Как и следовало ожидать, мадам отнеслась к перемене в своем положении реалистически и энергично принялась за работу. Для нее случившаяся перемена была равносильна переезду с одной квартиры на другую — разумеется, в более крупном масштабе, но проблемы в целом оставались те же. Мадам составляла списки дел. Ее раздражало, что муж недостаточно серьезно относится к своим обязанностям.
— Вы все время сидите, — упрекала она его, — хотя любому ясно — дел непочатый край.
— Да, я знаю, — отвечал Пипин знакомым ей тоном, который означал, что он не слушает.
— Просто сидите и читаете.
— Я знаю, дорогая.
— Что вы нашли такое важное, чтобы читать именно сейчас?
— Что вы сказали?
— Я сказала — что вы читаете?
— Историю.
— Историю? Именно сейчас?
— Я просматриваю хронику моего рода, а также кое-что по истории родов, которые правили после нас.
— Мне всегда казалось, — ядовитым тоном заметила мадам, — что французские короли, хотя и не блистали талантами, тем не менее жили припеваючи. Конечно, за некоторым исключением.
— Как раз исключения меня и интересуют, дорогая. Я размышляю о Людовике XVI. Он был добрый человек. Во всяком случае, его намерения и побуждения были добрыми.
— Может быть, он был просто глуп, — предположила Мари.
— Возможно, — согласился Пипин. — Но я понимаю его, хотя мы с ним происходим не из одного рода. В какой-то степени мы похожи. Я пытаюсь уяснить, в чем его ошибки. Я бы очень не хотел попасться в те же ловушки.
— Вы вот все грезите наяву, а уделили ли вы хоть одну минуту вашей дочери?
— А что она опять натворила? — осведомился Пипин.
Трудно отрицать, что Клотильда вела весьма необычное существование.

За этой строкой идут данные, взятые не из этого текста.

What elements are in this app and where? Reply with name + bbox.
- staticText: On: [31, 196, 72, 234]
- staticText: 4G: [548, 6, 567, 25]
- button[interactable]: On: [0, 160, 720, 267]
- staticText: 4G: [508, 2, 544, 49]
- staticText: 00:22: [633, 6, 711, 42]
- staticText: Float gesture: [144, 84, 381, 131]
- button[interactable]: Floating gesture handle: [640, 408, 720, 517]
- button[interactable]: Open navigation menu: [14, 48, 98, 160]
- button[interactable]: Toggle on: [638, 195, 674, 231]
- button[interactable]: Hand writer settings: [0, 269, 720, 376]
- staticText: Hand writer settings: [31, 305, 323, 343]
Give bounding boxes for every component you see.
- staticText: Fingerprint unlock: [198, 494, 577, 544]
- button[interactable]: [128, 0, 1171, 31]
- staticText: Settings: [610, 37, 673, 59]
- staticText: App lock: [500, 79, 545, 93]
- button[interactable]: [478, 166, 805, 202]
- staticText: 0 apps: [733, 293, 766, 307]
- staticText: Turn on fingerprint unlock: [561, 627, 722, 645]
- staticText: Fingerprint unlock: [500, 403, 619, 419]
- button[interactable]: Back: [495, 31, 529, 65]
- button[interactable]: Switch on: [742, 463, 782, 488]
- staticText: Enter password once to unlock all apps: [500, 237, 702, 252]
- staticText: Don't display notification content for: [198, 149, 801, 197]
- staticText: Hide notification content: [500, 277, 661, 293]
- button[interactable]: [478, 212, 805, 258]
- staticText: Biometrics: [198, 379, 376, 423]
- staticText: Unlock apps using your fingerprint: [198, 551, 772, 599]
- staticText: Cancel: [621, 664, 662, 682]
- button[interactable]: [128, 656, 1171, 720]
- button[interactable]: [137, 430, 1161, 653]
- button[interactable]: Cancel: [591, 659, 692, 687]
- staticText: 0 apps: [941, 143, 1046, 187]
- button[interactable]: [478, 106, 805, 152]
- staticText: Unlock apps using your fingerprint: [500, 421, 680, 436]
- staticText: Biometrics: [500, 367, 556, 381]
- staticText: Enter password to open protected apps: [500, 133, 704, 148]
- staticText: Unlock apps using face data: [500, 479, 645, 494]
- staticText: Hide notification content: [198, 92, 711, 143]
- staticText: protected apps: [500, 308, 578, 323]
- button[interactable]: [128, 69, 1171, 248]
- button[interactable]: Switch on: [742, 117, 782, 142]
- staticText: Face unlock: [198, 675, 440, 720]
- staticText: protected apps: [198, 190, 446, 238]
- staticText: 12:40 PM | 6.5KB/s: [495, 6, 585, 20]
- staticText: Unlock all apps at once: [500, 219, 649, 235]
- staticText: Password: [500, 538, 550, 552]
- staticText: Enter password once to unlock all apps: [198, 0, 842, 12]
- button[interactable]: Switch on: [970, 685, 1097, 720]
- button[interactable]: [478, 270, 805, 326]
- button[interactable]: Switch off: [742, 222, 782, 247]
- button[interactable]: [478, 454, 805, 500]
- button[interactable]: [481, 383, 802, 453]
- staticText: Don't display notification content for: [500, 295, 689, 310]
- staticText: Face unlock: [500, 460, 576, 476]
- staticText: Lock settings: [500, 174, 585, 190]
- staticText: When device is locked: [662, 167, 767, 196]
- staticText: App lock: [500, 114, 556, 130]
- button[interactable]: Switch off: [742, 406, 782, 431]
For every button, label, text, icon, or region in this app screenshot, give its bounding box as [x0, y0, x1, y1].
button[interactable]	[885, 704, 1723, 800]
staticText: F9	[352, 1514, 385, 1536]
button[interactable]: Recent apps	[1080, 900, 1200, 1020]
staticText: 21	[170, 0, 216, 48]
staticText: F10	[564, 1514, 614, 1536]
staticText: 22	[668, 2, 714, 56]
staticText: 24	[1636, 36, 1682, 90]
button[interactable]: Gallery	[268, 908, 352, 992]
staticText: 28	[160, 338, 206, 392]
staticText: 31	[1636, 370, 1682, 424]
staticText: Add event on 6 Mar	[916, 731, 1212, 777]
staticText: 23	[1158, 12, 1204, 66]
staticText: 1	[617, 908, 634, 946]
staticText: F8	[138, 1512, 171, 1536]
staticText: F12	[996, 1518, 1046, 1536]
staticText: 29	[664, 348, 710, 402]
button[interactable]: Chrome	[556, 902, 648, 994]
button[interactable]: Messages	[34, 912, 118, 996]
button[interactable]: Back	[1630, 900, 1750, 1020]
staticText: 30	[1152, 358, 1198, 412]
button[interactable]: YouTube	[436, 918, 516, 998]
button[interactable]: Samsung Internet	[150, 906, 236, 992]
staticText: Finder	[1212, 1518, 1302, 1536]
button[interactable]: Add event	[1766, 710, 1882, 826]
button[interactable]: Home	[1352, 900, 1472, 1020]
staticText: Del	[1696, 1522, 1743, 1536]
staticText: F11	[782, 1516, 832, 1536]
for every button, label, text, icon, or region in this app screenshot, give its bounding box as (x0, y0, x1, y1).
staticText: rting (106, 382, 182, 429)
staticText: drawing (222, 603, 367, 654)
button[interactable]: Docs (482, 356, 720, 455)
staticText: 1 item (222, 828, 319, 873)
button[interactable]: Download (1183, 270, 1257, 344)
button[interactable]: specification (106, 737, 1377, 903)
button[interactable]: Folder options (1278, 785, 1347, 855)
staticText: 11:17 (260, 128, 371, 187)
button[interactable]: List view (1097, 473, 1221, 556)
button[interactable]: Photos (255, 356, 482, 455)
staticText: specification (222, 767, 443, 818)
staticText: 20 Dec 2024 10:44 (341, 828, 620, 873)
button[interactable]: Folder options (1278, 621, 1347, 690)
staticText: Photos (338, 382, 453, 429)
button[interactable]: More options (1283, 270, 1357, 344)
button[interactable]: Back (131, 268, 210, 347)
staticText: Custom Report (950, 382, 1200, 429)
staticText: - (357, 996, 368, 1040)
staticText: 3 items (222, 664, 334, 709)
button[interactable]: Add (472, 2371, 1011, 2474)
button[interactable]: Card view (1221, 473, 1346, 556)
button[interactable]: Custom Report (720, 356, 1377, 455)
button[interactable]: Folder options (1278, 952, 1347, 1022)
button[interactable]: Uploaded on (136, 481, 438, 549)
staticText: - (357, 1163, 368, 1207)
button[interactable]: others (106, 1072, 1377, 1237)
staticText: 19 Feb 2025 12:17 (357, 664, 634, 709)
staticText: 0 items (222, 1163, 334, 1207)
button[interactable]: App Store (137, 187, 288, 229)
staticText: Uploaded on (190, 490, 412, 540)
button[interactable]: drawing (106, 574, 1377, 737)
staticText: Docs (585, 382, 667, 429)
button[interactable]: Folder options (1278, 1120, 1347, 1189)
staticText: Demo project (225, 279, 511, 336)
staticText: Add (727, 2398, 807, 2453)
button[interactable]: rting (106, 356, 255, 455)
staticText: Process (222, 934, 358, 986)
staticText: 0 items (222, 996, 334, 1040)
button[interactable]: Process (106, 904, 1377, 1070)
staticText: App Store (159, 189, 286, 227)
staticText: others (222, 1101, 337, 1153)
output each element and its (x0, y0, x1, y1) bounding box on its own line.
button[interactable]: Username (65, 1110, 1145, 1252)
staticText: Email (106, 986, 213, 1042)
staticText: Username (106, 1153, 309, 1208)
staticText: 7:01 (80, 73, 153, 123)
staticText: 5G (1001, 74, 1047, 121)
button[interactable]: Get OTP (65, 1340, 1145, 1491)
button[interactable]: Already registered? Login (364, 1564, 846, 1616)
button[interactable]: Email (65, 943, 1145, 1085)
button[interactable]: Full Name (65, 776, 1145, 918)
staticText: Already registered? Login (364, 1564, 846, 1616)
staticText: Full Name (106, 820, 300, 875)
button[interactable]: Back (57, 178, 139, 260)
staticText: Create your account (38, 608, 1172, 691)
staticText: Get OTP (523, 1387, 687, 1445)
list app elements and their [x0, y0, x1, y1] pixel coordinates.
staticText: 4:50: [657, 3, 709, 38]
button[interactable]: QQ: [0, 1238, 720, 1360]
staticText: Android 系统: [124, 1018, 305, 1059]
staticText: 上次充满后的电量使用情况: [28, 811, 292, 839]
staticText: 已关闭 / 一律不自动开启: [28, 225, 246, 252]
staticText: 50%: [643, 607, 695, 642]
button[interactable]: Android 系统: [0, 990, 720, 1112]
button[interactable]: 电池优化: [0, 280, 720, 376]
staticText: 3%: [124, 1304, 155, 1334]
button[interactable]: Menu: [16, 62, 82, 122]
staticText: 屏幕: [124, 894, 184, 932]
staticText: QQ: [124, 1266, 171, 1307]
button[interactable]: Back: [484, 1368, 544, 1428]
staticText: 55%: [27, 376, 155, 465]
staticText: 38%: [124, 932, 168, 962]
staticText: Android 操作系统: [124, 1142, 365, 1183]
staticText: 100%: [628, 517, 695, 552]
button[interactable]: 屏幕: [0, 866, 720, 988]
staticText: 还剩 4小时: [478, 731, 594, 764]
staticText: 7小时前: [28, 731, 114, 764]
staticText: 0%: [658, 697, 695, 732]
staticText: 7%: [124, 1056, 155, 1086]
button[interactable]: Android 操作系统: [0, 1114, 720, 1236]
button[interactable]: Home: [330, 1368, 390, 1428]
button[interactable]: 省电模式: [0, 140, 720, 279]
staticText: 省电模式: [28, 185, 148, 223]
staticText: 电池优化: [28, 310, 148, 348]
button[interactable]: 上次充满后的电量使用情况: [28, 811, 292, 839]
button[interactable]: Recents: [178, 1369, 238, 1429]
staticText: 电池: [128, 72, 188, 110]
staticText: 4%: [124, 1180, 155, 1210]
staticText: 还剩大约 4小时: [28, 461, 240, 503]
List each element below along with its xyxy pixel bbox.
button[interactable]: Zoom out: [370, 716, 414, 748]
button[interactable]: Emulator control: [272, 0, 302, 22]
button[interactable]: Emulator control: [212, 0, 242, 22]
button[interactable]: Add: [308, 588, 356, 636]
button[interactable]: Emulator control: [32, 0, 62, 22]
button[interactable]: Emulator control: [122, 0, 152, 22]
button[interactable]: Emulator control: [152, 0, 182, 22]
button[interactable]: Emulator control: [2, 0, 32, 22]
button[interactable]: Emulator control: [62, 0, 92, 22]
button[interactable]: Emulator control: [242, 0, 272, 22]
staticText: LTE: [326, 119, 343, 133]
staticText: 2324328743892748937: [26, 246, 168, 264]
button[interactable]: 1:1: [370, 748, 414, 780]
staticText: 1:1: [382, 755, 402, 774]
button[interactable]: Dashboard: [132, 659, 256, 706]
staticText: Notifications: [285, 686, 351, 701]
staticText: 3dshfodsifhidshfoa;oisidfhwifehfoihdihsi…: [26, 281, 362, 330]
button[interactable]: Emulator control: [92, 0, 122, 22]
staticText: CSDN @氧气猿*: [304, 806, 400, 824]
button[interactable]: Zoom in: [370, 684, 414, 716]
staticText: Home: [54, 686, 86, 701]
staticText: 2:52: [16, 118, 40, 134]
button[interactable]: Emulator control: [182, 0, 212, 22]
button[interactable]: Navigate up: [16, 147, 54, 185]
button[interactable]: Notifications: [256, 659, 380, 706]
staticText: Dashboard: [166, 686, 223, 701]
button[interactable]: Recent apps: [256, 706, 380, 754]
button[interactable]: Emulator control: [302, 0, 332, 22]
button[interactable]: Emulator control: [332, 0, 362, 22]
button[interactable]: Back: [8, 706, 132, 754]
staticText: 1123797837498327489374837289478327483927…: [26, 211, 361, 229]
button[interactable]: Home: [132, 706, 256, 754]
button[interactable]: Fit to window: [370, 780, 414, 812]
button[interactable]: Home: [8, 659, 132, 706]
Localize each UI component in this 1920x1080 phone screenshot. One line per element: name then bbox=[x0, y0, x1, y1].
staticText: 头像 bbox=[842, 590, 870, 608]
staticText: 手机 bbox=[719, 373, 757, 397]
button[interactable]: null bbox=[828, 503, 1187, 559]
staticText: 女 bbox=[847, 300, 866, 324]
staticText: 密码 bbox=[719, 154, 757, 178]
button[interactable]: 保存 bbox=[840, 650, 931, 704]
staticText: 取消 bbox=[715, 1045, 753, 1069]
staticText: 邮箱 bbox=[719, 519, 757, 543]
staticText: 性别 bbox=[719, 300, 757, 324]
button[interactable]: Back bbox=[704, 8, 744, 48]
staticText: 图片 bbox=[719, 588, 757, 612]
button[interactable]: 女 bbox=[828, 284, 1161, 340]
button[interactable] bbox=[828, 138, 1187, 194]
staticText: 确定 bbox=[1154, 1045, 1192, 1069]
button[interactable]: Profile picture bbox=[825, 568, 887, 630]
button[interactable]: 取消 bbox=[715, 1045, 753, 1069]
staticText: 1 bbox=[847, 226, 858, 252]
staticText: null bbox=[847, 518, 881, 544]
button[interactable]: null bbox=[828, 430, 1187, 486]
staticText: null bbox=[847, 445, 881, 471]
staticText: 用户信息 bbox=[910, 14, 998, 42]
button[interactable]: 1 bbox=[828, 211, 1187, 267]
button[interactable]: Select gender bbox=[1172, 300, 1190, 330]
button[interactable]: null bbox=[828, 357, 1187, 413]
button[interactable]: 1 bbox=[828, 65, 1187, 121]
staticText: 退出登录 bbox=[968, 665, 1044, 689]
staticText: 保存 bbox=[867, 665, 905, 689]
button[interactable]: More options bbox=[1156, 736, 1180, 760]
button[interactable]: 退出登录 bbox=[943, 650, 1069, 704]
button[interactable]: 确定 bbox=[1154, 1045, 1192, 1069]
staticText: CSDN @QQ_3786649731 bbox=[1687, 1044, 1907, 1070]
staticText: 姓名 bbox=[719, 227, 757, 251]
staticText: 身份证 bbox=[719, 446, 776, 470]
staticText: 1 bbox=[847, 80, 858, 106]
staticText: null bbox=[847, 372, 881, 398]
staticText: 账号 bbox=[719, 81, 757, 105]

Когда в пятнадцать лет она написала бестселлер «Прощай, жизнь», знакомства с ней домогались самые знаменитые и сложные умы нашего времени. Книга вызвала одобрение редукционистов, ресуррекционистов, протонистов, нон-экзистенциалистов, квантистов, а сама сущность книги была такова, что сотни психоаналитиков жаждали покопаться в подсознании Клотильды. У нее был постоянный столик в кафе «Три блохи», где она устраивала приемы и свободно отвечала на вопросы относительно религии, философии, политики и эстетики. За этим же столиком она начала писать второй роман; закончить его она так и не закончила, но название уже придумала: «Le Printemps des Mortes»[8].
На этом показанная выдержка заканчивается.